The 2004 Olympic gold medallist began his career in Germany on June 11, 2005, with a second round TKO victory against Muhammed Ali Durmaz and ended it with a fourth round loss to Dillian Whyte in their March rematch.

A former world champion, a long-time heavyweight contender who always carried a threat particularly with his left hook, Povetkin leaves behind a career that will be remembered for many a big fight but also controversy as well. On two occasions he tested positive for performance-enhancing drugs which not only damaged his career but voided any opportunity of seeing Povetkin in against rivals like former WBC champion Deontay Wilder. The American was set to travel to Russia to defend his title in 2016 but the fight was cancelled when Povetkin tested positive for the banned substance Meldonium.
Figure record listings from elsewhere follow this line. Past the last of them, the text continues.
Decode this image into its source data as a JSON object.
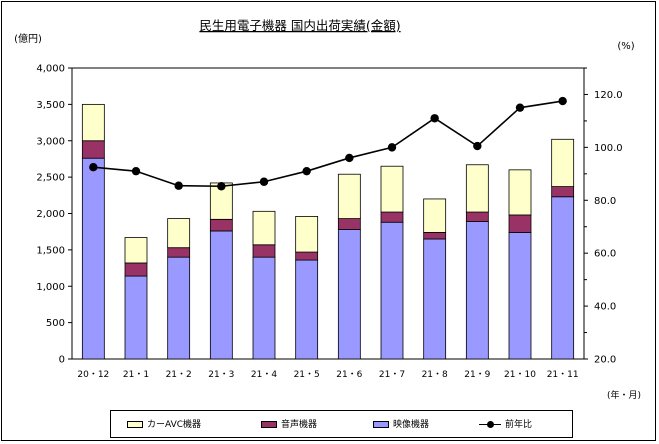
{
  "chart_data": {
    "type": "bar",
    "title": "民生用電子機器 国内出荷実績(金額)",
    "ylabel": "(億円)",
    "y2label": "(%)",
    "xlabel": "(年・月)",
    "categories": [
      "20・12",
      "21・1",
      "21・2",
      "21・3",
      "21・4",
      "21・5",
      "21・6",
      "21・7",
      "21・8",
      "21・9",
      "21・10",
      "21・11"
    ],
    "ylim": [
      0,
      4000
    ],
    "yticks": [
      "0",
      "500",
      "1,000",
      "1,500",
      "2,000",
      "2,500",
      "3,000",
      "3,500",
      "4,000"
    ],
    "y2lim": [
      20,
      130
    ],
    "y2ticks": [
      "20.0",
      "40.0",
      "60.0",
      "80.0",
      "100.0",
      "120.0"
    ],
    "stacked": true,
    "series": [
      {
        "name": "映像機器",
        "axis": "left",
        "color": "#9999ff",
        "values": [
          2760,
          1140,
          1400,
          1760,
          1400,
          1360,
          1780,
          1880,
          1650,
          1890,
          1740,
          2230
        ]
      },
      {
        "name": "音声機器",
        "axis": "left",
        "color": "#993366",
        "values": [
          240,
          180,
          130,
          160,
          170,
          110,
          150,
          140,
          90,
          130,
          240,
          140
        ]
      },
      {
        "name": "カーAVC機器",
        "axis": "left",
        "color": "#ffffcc",
        "values": [
          500,
          350,
          400,
          500,
          460,
          490,
          610,
          630,
          460,
          650,
          620,
          650
        ]
      },
      {
        "name": "前年比",
        "axis": "right",
        "type": "line",
        "color": "#000000",
        "values": [
          92.5,
          91.0,
          85.5,
          85.3,
          87.0,
          91.0,
          96.0,
          100.0,
          111.0,
          100.5,
          115.0,
          117.5
        ]
      }
    ],
    "legend_order": [
      "カーAVC機器",
      "音声機器",
      "映像機器",
      "前年比"
    ],
    "legend_position": "bottom"
  }
}
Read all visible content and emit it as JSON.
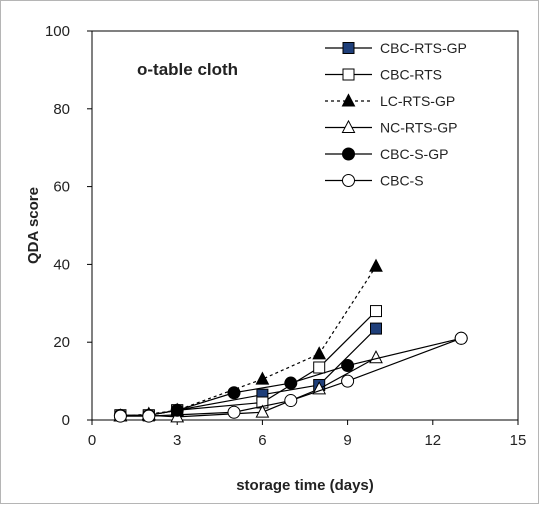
{
  "chart_data": {
    "type": "line",
    "title": "o-table cloth",
    "xlabel": "storage time (days)",
    "ylabel": "QDA score",
    "xlim": [
      0,
      15
    ],
    "ylim": [
      0,
      100
    ],
    "xticks": [
      0,
      3,
      6,
      9,
      12,
      15
    ],
    "yticks": [
      0,
      20,
      40,
      60,
      80,
      100
    ],
    "grid": false,
    "legend_position": "top-right",
    "series": [
      {
        "name": "CBC-RTS-GP",
        "x": [
          1,
          2,
          3,
          6,
          8,
          10
        ],
        "y": [
          1.2,
          1.2,
          2.5,
          6.5,
          9,
          23.5
        ],
        "marker": "square",
        "fill": "#1f3f7a",
        "line": "solid"
      },
      {
        "name": "CBC-RTS",
        "x": [
          1,
          2,
          3,
          6,
          8,
          10
        ],
        "y": [
          1.2,
          1.2,
          2.5,
          4.5,
          13.5,
          28
        ],
        "marker": "square",
        "fill": "#ffffff",
        "line": "solid"
      },
      {
        "name": "LC-RTS-GP",
        "x": [
          1,
          2,
          3,
          6,
          8,
          10
        ],
        "y": [
          1,
          1.5,
          2.5,
          10.5,
          17,
          39.5
        ],
        "marker": "triangle",
        "fill": "#000000",
        "line": "dashed"
      },
      {
        "name": "NC-RTS-GP",
        "x": [
          1,
          2,
          3,
          6,
          8,
          10
        ],
        "y": [
          1,
          1.2,
          0.8,
          2,
          8,
          16
        ],
        "marker": "triangle",
        "fill": "#ffffff",
        "line": "solid"
      },
      {
        "name": "CBC-S-GP",
        "x": [
          1,
          2,
          3,
          5,
          7,
          9,
          13
        ],
        "y": [
          1.2,
          1.2,
          2.5,
          7,
          9.5,
          14,
          21
        ],
        "marker": "circle",
        "fill": "#000000",
        "line": "solid"
      },
      {
        "name": "CBC-S",
        "x": [
          1,
          2,
          5,
          7,
          9,
          13
        ],
        "y": [
          1,
          1,
          2,
          5,
          10,
          21
        ],
        "marker": "circle",
        "fill": "#ffffff",
        "line": "solid"
      }
    ]
  }
}
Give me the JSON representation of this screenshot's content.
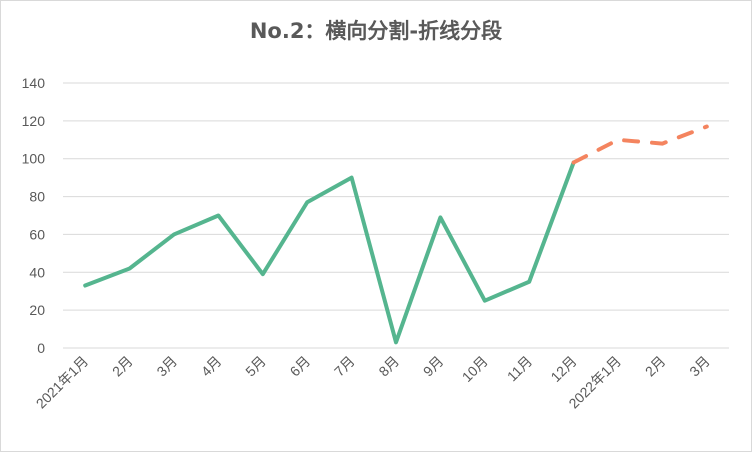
{
  "chart_data": {
    "type": "line",
    "title": "No.2：横向分割-折线分段",
    "xlabel": "",
    "ylabel": "",
    "categories": [
      "2021年1月",
      "2月",
      "3月",
      "4月",
      "5月",
      "6月",
      "7月",
      "8月",
      "9月",
      "10月",
      "11月",
      "12月",
      "2022年1月",
      "2月",
      "3月"
    ],
    "y_ticks": [
      "0",
      "20",
      "40",
      "60",
      "80",
      "100",
      "120",
      "140"
    ],
    "ylim": [
      0,
      140
    ],
    "grid": true,
    "legend": "none",
    "series": [
      {
        "style": "solid",
        "color": "#55b58f",
        "points": [
          {
            "x": "2021年1月",
            "y": 33
          },
          {
            "x": "2月",
            "y": 42
          },
          {
            "x": "3月",
            "y": 60
          },
          {
            "x": "4月",
            "y": 70
          },
          {
            "x": "5月",
            "y": 39
          },
          {
            "x": "6月",
            "y": 77
          },
          {
            "x": "7月",
            "y": 90
          },
          {
            "x": "8月",
            "y": 3
          },
          {
            "x": "9月",
            "y": 69
          },
          {
            "x": "10月",
            "y": 25
          },
          {
            "x": "11月",
            "y": 35
          },
          {
            "x": "12月",
            "y": 98
          }
        ]
      },
      {
        "style": "dashed",
        "color": "#f4845f",
        "points": [
          {
            "x": "12月",
            "y": 98
          },
          {
            "x": "2022年1月",
            "y": 110
          },
          {
            "x": "2月",
            "y": 108
          },
          {
            "x": "3月",
            "y": 117
          }
        ]
      }
    ]
  }
}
Since losing his WBA crown in a unification bout against Wladimir Klitschko in October 2013 Povetkin has won 10 of his last 13 contests. His only losses coming to Anthony Joshua when he faced the Brit for his world titles at Wembley Stadium in 2018 and then the defeat to Dillian Whyte earlier this year.

“The years take their toll,” said Povetkin who suffered from Covid-19 late last year.

“I have all kinds of injuries that still need to be treated. The time has come for me to end my career.”

Dillian Whyte, who shared the ring with the veteran on two occasions paid tribute to his former foe.

“Happy retirement to one of the best modern-day heavyweights and a great champion,” he wrote on his Twitter page.

“God bless you, enjoy your next chapter and thank you for two great fights.”

American heavyweight Michael Hunter who fought Povetkin to a draw in 2019 wrote, “Great sharing the ring with the champ. Happy retirement to Povetkin.”